College lecturers across Scotland have voted overwhelmingly in favour of escalating their programme of industrial action as an ongoing pay dispute intensifies.
Members of EIS-FELA have already taken four days of strike action as they seek a fair cost of living pay increase from College management. Now, in a ballot that closed at lunchtime today, EIS-FELA members have also backed a move to other forms of industrial action – including a boycott of inputting assessment results into college management systems.
Commenting, EIS General Secretary Larry Flanagan said, "Today's ballot result confirms that Scotland’s College lecturers remain fully committed to the EIS-FELA campaign for a fair cost of living pay increase."
"The turnout in this ballot is actually higher than the turnout in our previous ballot for strike action, providing clear evidence that the mood amongst college lecturers is hardening."

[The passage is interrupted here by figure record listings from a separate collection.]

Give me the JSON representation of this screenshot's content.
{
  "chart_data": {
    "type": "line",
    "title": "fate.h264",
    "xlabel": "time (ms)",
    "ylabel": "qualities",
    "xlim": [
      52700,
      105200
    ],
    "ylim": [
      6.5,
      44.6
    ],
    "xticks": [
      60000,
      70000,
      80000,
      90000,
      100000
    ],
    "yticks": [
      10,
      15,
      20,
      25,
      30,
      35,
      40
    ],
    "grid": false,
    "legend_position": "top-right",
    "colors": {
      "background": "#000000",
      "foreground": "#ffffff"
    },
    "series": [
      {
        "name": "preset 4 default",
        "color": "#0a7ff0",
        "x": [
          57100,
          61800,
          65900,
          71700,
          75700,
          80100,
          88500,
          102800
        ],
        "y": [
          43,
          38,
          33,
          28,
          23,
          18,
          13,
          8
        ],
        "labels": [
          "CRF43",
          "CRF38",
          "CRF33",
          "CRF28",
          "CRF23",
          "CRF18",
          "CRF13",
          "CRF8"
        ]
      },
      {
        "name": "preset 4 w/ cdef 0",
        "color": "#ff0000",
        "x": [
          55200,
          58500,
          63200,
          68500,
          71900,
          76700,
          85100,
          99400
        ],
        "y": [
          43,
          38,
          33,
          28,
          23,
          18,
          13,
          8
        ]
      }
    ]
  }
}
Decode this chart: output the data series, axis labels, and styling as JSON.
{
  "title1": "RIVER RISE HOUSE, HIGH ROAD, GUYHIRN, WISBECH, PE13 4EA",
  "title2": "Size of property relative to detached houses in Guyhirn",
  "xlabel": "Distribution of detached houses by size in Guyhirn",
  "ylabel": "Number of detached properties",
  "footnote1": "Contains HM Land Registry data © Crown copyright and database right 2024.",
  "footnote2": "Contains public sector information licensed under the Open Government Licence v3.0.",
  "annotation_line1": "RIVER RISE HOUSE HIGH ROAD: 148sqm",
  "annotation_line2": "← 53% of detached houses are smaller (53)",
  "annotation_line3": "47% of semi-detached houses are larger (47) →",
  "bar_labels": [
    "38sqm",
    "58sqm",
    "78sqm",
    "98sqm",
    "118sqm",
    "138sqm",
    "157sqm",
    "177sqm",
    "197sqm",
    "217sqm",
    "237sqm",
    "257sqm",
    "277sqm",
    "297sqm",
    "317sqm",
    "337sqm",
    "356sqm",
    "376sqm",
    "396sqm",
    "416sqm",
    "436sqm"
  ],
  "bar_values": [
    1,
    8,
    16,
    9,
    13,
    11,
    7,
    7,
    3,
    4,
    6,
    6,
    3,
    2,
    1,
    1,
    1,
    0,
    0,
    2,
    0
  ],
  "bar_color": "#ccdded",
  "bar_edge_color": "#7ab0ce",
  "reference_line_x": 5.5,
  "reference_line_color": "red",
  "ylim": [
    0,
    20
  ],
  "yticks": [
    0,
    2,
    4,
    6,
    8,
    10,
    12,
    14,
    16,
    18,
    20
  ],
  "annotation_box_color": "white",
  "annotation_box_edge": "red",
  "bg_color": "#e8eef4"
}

"This ballot result also proves that the recent claim from Colleges Scotland that support for the campaign was waning is simply misleading propaganda from an organisation which seems to be more interested in attempting to union-bust than reach a settlement."
Mr Flanagan continued, "EIS-FELA have attempted to negotiate in good faith throughout this process, and continue to ask only for a fair pay settlement in line with public sector pay policy."
Mr Flanagan added, "The question must be asked as to whether Colleges Scotland genuinely want to resolve this dispute. The EIS-FELA annual conference recently passed a unanimous vote of No Confidence in Colleges Scotland, and called for the Scottish Government to intervene in the dispute."
"Colleges are part of our public sector education system and Scottish Government has a responsibility to lecturers and students."
Mr Flanagan also added, "It is interesting to note, in media coverage today, that Colleges Scotland has said it does not want more government money to help finance a pay rise for lecturers!"
"This is not the action of an organisation working in good faith towards an agreement, but a clear and deliberate attempt to break union solidarity while ensuring the continuation of a dispute that college lecturers and students alike are eager to see resolved."